The court also rejected IRS’s alternative argument that sovereign immunity bars Z Street’s suit. It concluded that the APA provides an express waiver of sovereign immunity for suits such as this, citing 5 USC 702’s waiver for suits for non-monetary damages that allege wrongful action by an agency or its officers or employees. The court dismissed IRS’s assertion that there was no “final agency action” to review under the APA in this case, stating that the “final agency action” provision was essentially an exhaustion requirement and not a limitation on the court’s jurisdiction.
Availability of equitable relief. The court then considered, and ultimately rejected, IRS’s argument that Z Street failed to state a claim for relief because it has an adequate remedy at law and injunctive relief is thus unavailable.

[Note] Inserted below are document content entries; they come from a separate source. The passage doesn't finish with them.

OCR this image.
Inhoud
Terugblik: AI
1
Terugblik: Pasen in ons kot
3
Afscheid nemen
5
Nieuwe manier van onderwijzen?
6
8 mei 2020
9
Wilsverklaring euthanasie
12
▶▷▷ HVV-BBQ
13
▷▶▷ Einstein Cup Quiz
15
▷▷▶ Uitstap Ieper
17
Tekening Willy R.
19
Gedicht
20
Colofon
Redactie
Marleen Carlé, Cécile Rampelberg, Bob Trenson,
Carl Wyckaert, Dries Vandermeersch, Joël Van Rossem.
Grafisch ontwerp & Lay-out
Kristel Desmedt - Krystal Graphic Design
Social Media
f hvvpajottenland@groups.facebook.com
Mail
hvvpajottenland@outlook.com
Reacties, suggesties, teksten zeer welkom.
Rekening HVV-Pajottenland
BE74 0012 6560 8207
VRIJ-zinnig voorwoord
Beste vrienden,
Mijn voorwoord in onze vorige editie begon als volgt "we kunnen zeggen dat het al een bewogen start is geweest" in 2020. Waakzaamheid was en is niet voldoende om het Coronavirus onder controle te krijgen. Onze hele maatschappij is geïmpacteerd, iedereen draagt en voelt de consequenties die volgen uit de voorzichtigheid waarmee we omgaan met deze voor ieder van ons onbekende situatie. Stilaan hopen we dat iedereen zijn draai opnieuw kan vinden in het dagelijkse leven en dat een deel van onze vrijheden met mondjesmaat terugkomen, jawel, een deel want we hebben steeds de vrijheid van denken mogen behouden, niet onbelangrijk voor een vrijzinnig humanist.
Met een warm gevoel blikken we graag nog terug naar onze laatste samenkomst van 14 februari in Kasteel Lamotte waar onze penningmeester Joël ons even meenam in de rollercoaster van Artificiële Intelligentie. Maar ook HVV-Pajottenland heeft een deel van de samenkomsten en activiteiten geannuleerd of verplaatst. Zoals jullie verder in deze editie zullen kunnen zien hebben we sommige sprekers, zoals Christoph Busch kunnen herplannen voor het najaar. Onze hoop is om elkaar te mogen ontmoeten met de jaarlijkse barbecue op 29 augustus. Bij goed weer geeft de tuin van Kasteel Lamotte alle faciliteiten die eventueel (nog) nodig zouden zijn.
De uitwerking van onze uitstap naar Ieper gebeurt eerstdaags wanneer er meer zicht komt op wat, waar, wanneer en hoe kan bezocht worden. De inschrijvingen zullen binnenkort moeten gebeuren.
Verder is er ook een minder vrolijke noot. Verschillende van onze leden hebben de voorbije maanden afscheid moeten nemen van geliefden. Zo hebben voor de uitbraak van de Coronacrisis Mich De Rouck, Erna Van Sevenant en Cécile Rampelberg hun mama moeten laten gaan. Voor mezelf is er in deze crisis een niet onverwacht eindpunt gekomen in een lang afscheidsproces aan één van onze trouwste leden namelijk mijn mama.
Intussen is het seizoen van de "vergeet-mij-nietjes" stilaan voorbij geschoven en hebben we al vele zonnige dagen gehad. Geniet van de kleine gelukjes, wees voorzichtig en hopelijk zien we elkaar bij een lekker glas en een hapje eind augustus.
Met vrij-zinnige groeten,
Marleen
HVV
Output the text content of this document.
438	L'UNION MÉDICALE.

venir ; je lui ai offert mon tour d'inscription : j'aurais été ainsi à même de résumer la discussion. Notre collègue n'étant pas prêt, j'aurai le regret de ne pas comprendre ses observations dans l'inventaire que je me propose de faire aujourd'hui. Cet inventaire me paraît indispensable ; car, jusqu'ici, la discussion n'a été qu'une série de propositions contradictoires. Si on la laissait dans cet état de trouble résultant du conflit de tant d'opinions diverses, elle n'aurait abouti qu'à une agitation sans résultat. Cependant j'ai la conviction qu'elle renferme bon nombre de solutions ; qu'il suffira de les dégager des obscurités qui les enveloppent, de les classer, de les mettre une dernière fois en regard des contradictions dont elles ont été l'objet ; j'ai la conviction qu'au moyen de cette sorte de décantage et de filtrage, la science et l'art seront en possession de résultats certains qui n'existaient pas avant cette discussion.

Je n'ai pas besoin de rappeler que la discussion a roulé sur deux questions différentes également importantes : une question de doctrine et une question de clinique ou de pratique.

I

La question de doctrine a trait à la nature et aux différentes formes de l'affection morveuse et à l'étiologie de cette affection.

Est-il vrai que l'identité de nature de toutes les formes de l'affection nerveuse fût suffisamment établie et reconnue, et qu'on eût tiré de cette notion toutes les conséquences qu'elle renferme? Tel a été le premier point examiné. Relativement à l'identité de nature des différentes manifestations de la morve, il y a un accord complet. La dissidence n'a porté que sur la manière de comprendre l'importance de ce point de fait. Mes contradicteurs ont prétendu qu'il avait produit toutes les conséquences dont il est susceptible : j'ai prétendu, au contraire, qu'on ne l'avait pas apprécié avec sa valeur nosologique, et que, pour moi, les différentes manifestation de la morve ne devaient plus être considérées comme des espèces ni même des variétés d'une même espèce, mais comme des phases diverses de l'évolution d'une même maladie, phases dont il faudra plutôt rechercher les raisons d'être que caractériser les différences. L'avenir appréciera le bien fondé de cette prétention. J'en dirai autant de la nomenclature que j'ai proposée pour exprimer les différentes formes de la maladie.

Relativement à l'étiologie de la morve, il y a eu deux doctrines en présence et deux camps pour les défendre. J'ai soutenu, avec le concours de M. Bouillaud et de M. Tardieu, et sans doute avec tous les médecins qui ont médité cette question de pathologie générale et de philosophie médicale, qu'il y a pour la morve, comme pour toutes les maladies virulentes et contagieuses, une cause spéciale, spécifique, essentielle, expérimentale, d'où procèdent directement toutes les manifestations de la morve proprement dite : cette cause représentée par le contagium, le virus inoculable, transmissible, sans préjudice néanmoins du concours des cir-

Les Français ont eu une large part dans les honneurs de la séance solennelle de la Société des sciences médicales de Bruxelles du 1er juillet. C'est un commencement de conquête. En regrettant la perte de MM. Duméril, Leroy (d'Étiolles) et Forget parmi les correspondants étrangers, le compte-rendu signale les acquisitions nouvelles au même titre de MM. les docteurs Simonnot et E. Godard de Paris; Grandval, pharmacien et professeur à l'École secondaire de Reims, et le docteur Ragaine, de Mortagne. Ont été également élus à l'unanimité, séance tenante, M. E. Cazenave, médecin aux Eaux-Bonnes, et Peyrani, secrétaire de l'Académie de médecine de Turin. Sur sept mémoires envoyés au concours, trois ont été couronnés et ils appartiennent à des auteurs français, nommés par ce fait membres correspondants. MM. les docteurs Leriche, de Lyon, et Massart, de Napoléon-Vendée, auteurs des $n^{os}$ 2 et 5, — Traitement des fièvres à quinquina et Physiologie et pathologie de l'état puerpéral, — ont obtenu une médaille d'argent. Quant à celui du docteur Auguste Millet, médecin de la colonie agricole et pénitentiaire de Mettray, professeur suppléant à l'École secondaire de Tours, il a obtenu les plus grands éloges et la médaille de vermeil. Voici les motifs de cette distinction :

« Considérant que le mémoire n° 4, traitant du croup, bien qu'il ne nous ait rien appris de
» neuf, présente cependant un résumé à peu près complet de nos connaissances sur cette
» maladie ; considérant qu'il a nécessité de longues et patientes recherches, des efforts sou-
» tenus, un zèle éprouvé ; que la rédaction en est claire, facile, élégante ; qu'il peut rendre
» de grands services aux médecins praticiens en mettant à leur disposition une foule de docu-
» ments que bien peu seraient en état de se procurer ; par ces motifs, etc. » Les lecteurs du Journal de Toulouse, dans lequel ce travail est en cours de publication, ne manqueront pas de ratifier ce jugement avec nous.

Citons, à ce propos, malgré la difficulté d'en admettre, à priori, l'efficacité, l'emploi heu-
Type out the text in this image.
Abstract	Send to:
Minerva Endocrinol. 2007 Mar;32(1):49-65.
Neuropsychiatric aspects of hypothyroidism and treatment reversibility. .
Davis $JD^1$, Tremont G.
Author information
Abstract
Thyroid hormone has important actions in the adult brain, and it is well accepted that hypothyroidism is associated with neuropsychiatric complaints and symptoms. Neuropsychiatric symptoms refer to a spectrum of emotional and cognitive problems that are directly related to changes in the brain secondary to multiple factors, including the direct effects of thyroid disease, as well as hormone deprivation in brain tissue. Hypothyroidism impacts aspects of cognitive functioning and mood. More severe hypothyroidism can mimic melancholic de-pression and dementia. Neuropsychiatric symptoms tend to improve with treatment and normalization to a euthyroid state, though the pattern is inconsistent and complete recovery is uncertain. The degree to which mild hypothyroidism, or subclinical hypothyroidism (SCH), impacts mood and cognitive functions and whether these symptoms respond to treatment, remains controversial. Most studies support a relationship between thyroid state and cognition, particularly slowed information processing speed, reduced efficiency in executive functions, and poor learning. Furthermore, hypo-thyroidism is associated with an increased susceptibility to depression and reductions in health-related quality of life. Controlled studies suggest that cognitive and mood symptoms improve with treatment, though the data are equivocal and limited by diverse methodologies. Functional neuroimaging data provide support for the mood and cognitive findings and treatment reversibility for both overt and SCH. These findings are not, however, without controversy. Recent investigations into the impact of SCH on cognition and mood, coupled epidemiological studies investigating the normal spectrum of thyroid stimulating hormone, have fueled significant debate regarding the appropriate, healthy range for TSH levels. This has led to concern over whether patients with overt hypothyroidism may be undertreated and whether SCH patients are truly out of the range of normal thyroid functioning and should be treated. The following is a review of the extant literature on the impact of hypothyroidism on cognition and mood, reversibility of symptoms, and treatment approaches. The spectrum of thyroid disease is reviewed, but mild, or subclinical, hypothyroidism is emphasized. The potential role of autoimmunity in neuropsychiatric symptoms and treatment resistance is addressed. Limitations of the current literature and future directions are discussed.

The adequate remedies supposedly available, according to IRS, were: (i) a Code Sec. 7428 suit to compel a court determination as to whether Z Street qualifies for tax-exempt status under Code Sec. 501(c)(3); (ii) if IRS determines Z Street doesn’t qualify for Code Sec. 501(c)(3) status, Z Street can challenge that determination in the Tax Court; (iii) if any tax is assessed against Z Street, it can pay the tax then sue for a refund under Code Sec. 7422; and (iv) a donor can claim a deduction for a donation to Z Street and, if it’s disallowed, sue for a refund. However, the court found that none of these “paths to the courthouse” would provide Z Street with an adequate remedy for the alleged harm. Specifically, Code Sec. 7428 provides a means to challenge an IRS determination as to an organization’s qualification for tax-exempt status, but Z Street’s actual entitlement to exempt status isn’t at issue—rather, the case concerns the constitutionality of the process of determining entitlement to exempt status. The court similarly rejected IRS’s argument that Z Street could have sought relief under the deficiency or refund provisions, noting that those provisions are essentially about a taxpayer’s tax liability, not the constitutionality of the process.
Motion to dismiss denied. The court found overall that IRS’s arguments in favor of dismissing this case rest on the characterization of Z Street’s claim as a complaint about tax liability, which it was not. Z Street’s complaint didn’t implicate an assessment of taxes to be paid or a even a determination of its status under Code Sec. 501(c)(3). Accordingly, the court denied IRS’s motion to dismiss.